# USC 2012 Transfer



## mrselfdestruct (Jan 16, 2012)

Hey I searched but couldn't find a thread for people applying to transfer to USC for the fall semester of 2012. I am finishing up my application and would like to meet others who are going though the same process!


----------



## RK9 (Apr 9, 2012)

Also a transfer to USC for the fall...you hear any news yet?


----------



## mrselfdestruct (Apr 9, 2012)

Nope, I have heard absolutely nothing from SCA. What about you? I am quietly going crazy over here! lol


----------



## RK9 (Apr 10, 2012)

Likewise, I don't think we hear anything until June 1.


----------



## mrselfdestruct (Apr 10, 2012)

Yeah probably we will have to wait until then.
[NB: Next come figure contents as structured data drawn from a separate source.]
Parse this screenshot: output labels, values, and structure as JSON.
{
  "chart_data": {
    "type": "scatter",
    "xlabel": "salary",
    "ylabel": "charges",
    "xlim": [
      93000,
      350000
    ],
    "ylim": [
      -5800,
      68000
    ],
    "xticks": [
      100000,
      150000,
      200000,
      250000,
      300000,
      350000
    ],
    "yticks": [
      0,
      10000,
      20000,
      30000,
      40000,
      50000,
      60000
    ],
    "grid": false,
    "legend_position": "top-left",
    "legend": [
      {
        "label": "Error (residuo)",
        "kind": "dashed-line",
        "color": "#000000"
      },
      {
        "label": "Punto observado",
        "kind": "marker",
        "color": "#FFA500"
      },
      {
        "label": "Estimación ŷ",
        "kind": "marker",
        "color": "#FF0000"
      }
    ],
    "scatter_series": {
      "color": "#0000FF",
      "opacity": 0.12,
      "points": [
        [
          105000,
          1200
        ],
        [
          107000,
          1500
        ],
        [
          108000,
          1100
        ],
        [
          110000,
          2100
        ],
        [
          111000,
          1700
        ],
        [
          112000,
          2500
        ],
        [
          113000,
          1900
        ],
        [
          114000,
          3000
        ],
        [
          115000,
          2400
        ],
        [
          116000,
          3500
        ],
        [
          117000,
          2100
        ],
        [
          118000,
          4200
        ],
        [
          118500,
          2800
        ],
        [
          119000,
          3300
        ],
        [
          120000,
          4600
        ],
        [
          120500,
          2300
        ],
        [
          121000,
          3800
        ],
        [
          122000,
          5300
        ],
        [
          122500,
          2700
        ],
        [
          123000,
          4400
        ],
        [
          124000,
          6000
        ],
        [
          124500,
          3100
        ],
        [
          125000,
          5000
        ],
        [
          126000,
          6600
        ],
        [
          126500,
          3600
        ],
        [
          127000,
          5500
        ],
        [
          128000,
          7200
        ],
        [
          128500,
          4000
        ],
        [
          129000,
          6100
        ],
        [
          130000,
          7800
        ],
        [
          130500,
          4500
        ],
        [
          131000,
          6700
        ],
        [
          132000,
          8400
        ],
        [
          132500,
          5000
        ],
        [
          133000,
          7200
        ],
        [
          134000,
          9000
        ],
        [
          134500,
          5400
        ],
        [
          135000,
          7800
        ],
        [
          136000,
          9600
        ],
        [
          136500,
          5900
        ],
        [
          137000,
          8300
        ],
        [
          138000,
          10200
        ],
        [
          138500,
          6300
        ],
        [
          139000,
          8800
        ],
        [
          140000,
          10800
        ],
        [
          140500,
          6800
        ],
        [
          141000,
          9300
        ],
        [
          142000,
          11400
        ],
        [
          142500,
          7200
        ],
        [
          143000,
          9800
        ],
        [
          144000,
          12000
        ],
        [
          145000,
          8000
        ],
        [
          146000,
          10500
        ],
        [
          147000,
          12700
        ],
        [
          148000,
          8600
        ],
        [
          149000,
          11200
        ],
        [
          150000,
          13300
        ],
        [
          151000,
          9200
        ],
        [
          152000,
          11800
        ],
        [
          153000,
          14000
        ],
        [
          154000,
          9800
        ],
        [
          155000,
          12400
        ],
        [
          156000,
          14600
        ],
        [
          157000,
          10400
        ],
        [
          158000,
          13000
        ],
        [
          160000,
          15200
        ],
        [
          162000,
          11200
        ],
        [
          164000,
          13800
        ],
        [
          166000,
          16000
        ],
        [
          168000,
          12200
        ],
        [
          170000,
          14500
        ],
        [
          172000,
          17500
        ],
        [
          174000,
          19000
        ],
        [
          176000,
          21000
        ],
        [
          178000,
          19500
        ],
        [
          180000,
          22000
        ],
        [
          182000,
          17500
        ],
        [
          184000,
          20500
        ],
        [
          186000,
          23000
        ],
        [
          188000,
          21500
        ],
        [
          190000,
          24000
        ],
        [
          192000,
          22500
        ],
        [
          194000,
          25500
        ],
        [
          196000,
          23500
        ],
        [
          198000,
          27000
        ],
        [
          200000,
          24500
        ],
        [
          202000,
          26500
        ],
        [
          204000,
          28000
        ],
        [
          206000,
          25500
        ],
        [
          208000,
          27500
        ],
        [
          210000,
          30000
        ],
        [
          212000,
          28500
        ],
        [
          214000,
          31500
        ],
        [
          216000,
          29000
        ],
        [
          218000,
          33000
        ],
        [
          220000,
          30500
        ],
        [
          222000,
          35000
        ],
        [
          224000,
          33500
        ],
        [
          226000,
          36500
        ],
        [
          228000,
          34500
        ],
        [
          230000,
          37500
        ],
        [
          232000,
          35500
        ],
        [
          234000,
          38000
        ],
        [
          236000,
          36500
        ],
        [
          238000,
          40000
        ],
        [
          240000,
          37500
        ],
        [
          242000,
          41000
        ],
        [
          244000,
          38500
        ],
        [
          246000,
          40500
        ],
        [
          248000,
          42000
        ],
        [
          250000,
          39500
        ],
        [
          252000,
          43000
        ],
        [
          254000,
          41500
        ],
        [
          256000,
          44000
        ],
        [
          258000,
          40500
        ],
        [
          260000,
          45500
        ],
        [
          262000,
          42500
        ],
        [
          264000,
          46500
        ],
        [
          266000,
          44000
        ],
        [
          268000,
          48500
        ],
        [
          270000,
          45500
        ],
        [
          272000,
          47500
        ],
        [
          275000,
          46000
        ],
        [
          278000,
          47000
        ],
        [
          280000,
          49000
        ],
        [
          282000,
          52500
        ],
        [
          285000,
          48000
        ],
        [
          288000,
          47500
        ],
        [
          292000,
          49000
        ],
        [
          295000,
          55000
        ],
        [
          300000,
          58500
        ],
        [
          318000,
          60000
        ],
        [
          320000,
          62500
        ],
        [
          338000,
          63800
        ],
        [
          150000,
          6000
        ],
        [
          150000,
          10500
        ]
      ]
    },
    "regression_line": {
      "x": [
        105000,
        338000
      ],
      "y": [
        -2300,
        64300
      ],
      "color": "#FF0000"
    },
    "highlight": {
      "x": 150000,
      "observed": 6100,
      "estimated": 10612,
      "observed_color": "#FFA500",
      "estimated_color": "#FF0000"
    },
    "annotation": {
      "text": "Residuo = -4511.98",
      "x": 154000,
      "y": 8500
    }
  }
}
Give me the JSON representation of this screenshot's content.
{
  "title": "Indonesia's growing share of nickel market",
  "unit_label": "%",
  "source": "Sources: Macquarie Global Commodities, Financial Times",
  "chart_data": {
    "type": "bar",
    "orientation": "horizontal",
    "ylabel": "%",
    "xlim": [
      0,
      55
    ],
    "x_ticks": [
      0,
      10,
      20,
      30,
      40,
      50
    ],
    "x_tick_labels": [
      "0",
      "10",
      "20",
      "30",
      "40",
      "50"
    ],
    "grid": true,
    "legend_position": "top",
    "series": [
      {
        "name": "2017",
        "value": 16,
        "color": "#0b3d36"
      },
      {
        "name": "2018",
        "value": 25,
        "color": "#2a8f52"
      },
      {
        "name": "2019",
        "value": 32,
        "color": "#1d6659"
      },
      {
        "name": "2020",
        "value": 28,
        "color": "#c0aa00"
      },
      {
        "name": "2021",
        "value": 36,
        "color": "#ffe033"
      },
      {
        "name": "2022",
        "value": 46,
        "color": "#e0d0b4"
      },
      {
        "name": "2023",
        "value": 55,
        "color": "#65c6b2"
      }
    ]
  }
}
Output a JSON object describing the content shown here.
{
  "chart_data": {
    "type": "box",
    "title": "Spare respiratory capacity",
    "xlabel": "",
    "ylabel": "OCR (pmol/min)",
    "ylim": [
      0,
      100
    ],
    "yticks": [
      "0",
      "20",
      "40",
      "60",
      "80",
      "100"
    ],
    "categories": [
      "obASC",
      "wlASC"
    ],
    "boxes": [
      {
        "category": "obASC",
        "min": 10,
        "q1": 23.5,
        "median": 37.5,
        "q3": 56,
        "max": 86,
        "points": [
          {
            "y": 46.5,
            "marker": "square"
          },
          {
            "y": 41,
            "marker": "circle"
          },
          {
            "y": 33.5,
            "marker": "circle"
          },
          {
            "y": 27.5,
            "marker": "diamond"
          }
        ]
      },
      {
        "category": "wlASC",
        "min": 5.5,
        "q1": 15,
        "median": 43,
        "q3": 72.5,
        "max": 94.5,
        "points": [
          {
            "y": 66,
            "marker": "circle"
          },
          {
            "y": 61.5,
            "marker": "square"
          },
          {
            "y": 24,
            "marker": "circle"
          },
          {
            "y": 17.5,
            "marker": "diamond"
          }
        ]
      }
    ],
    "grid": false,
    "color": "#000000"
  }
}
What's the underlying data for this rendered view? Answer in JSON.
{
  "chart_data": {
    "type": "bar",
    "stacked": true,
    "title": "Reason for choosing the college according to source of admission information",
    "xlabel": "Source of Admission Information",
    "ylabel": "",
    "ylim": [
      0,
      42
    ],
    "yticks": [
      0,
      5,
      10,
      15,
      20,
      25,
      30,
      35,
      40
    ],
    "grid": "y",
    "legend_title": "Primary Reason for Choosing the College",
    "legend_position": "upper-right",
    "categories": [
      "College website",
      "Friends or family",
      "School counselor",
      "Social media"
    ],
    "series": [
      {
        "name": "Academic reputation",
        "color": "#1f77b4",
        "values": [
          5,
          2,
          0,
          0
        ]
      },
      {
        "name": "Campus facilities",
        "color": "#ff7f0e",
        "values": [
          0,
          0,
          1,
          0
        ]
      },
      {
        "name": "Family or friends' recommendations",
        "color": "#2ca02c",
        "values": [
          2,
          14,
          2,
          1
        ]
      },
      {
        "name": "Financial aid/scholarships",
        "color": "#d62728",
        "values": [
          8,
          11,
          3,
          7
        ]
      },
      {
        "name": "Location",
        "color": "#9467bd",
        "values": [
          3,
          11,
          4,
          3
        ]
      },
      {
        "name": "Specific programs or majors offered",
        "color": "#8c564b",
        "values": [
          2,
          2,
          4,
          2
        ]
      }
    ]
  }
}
Where are you transferring from? And did you apply to other film schools as well?


----------



## Rumble (Apr 10, 2012)

hey I applied too, and of course, no word, they like to do it the "old fashioned way" You get to know if you're accepted by mail. that or they request for your spring grades.


----------



## mrselfdestruct (Apr 10, 2012)

Well I don't feel so bad now knowing I'm not the only person who hasn't heard. But it's still hell waiting!

When you guys hear anything please post here and I'll do the same.


----------



## petermttran (Apr 24, 2012)

Applied as a transfer as well...extremely anxious like you guys.  Does anyone know the stats for transfers? GPA-wise and acceptance rate-wise I guess?


----------



## mrselfdestruct (Apr 24, 2012)

@petermttran I haven't heard about any official stats for transfers other than that it's very hard. Where are you transferring from? I'm coming from Indiana.

Also to any lurkers out there who also applied as a transfer please feel free to introduce yourselves on here so that we can get to know one another.


----------



## petermttran (Apr 24, 2012)

@mrselfdestruct

I am currently at a community college in Orange County, CA.  Aside from a few UC's I've been accepted to, I'm still waiting on USC, NYU, and LMU as far as apps go.  Where else have you applied?


----------



## mrselfdestruct (Jun 11, 2012)

Hey if anybody here was accepted into SCA as a transfer for 12/13 feel free to join my FaceBook group. That way we can all get to know each other!

http://www.facebook.com/groups...otif_t=group_comment


----------



## petermttran (Jun 11, 2012)

Requested to join


----------